I know it, but you need a PR guy to try to go in there. In my opinion, Foursquare is able to do what they do because they keep it simple. They keep a lot of the Khmer culture in it; they have a formula that works. A few years ago, there was an orphanage down on the river. A Dutch guy was involved with it. He tried to get me to help out. The Director finally went to jail for sex abuse. At one point a lot of the kids kind of escaped. I had a school I was renovating; I wasn’t using it, so I put them all over in the building because they were all leaving and they needed a place. I rented them a place in Tuol Kork.

This orphanage was like that: the “No Christian” thing. But what do we have at that orphanage? We have sexual abuse; we have all kinds of different things going on that shouldn’t go on, using the kids for their own advantage. Sorry, but a Christian or faith-based organization has moral standards. How many scandals have you had in your 100-something orphanages, cases of sexual abuse?
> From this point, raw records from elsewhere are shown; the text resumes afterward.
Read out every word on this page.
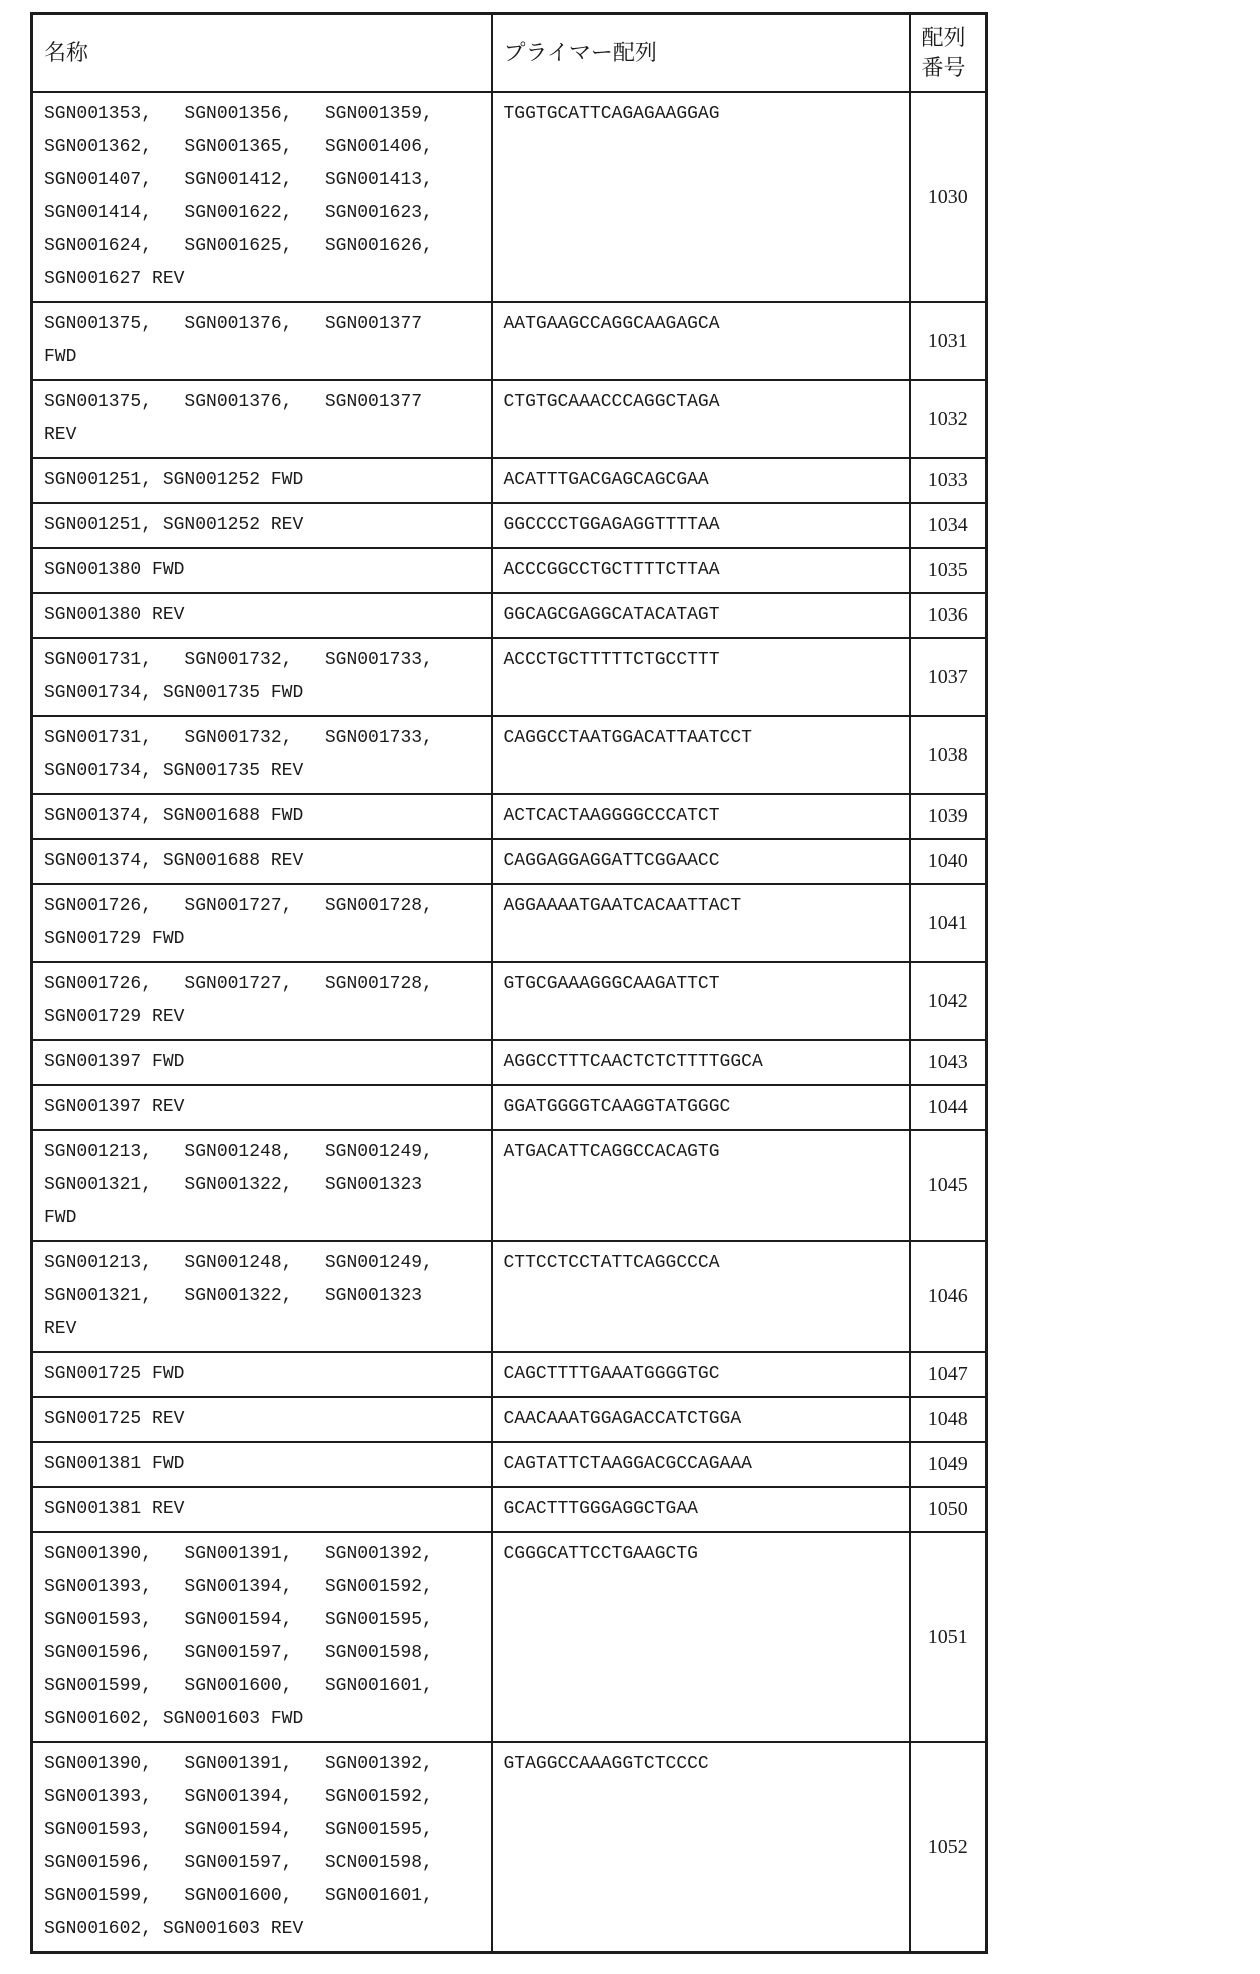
名称	プライマー配列	配列
番号
SGN001353,   SGN001356,   SGN001359,
SGN001362,   SGN001365,   SGN001406,
SGN001407,   SGN001412,   SGN001413,
SGN001414,   SGN001622,   SGN001623,
SGN001624,   SGN001625,   SGN001626,
SGN001627 REV	TGGTGCATTCAGAGAAGGAG	1030
SGN001375,   SGN001376,   SGN001377
FWD	AATGAAGCCAGGCAAGAGCA	1031
SGN001375,   SGN001376,   SGN001377
REV	CTGTGCAAACCCAGGCTAGA	1032
SGN001251, SGN001252 FWD	ACATTTGACGAGCAGCGAA	1033
SGN001251, SGN001252 REV	GGCCCCTGGAGAGGTTTTAA	1034
SGN001380 FWD	ACCCGGCCTGCTTTTCTTAA	1035
SGN001380 REV	GGCAGCGAGGCATACATAGT	1036
SGN001731,   SGN001732,   SGN001733,
SGN001734, SGN001735 FWD	ACCCTGCTTTTTCTGCCTTT	1037
SGN001731,   SGN001732,   SGN001733,
SGN001734, SGN001735 REV	CAGGCCTAATGGACATTAATCCT	1038
SGN001374, SGN001688 FWD	ACTCACTAAGGGGCCCATCT	1039
SGN001374, SGN001688 REV	CAGGAGGAGGATTCGGAACC	1040
SGN001726,   SGN001727,   SGN001728,
SGN001729 FWD	AGGAAAATGAATCACAATTACT	1041
SGN001726,   SGN001727,   SGN001728,
SGN001729 REV	GTGCGAAAGGGCAAGATTCT	1042
SGN001397 FWD	AGGCCTTTCAACTCTCTTTTGGCA	1043
SGN001397 REV	GGATGGGGTCAAGGTATGGGC	1044
SGN001213,   SGN001248,   SGN001249,
SGN001321,   SGN001322,   SGN001323
FWD	ATGACATTCAGGCCACAGTG	1045
SGN001213,   SGN001248,   SGN001249,
SGN001321,   SGN001322,   SGN001323
REV	CTTCCTCCTATTCAGGCCCA	1046
SGN001725 FWD	CAGCTTTTGAAATGGGGTGC	1047
SGN001725 REV	CAACAAATGGAGACCATCTGGA	1048
SGN001381 FWD	CAGTATTCTAAGGACGCCAGAAA	1049
SGN001381 REV	GCACTTTGGGAGGCTGAA	1050
SGN001390,   SGN001391,   SGN001392,
SGN001393,   SGN001394,   SGN001592,
SGN001593,   SGN001594,   SGN001595,
SGN001596,   SGN001597,   SGN001598,
SGN001599,   SGN001600,   SGN001601,
SGN001602, SGN001603 FWD	CGGGCATTCCTGAAGCTG	1051
SGN001390,   SGN001391,   SGN001392,
SGN001393,   SGN001394,   SGN001592,
SGN001593,   SGN001594,   SGN001595,
SGN001596,   SGN001597,   SCN001598,
SGN001599,   SGN001600,   SGN001601,
SGN001602, SGN001603 REV	GTAGGCCAAAGGTCTCCCC	1052
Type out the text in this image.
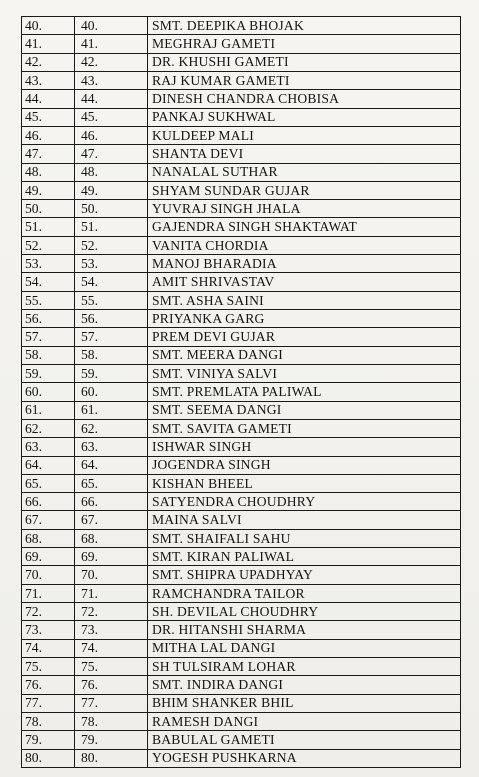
40.	40.	SMT. DEEPIKA BHOJAK
41.	41.	MEGHRAJ GAMETI
42.	42.	DR. KHUSHI GAMETI
43.	43.	RAJ KUMAR GAMETI
44.	44.	DINESH CHANDRA CHOBISA
45.	45.	PANKAJ SUKHWAL
46.	46.	KULDEEP MALI
47.	47.	SHANTA DEVI
48.	48.	NANALAL SUTHAR
49.	49.	SHYAM SUNDAR GUJAR
50.	50.	YUVRAJ SINGH JHALA
51.	51.	GAJENDRA SINGH SHAKTAWAT
52.	52.	VANITA CHORDIA
53.	53.	MANOJ BHARADIA
54.	54.	AMIT SHRIVASTAV
55.	55.	SMT. ASHA SAINI
56.	56.	PRIYANKA GARG
57.	57.	PREM DEVI GUJAR
58.	58.	SMT. MEERA DANGI
59.	59.	SMT. VINIYA SALVI
60.	60.	SMT. PREMLATA PALIWAL
61.	61.	SMT. SEEMA DANGI
62.	62.	SMT. SAVITA GAMETI
63.	63.	ISHWAR SINGH
64.	64.	JOGENDRA SINGH
65.	65.	KISHAN BHEEL
66.	66.	SATYENDRA CHOUDHRY
67.	67.	MAINA SALVI
68.	68.	SMT. SHAIFALI SAHU
69.	69.	SMT. KIRAN PALIWAL
70.	70.	SMT. SHIPRA UPADHYAY
71.	71.	RAMCHANDRA TAILOR
72.	72.	SH. DEVILAL CHOUDHRY
73.	73.	DR. HITANSHI SHARMA
74.	74.	MITHA LAL DANGI
75.	75.	SH TULSIRAM LOHAR
76.	76.	SMT. INDIRA DANGI
77.	77.	BHIM SHANKER BHIL
78.	78.	RAMESH DANGI
79.	79.	BABULAL GAMETI
80.	80.	YOGESH PUSHKARNA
I’m asking the hard questions here.


Well we had one pastor who we sacked who was accused and never convicted but we think he was guilty, though the girl denied it. One guy got caught trying to; got turned in by one of the grandmas. But he’s no longer with us. We have a zero tolerance policy.

One in a hundred-something orphanages. We’re not talking about rampant things like with some of these other people. You’re going to have a few things, but Ted has such tight control of things that it doesn’t really go wild. You don’t find a lot of abuse, you don’t find mistreatment.

I have no confidence putting my name on a place like the Dutch orphanage I was telling you about. I felt no confidence that things might not be going on there that shouldn’t be. If you wanted to call it humanitarian, they’re helping these kids, but I tried to help them and work with them, but in the end, it’s like “Sorry, I don’t want to have my name involved. I’m only trying to help, and should anything happen, my name is going to be on the front page of the newspaper.” I don’t have any hesitation in helping Foursquare orphanages. I don’t worry about there being things which will *splash* on the newspaper.

On one hand they accuse you of bringing Western standards to the kids and on the other hand they impose Western standards on the orphanage. It’s a double standard. They come with predisposed ideas of what they want to prove you’re guilty of.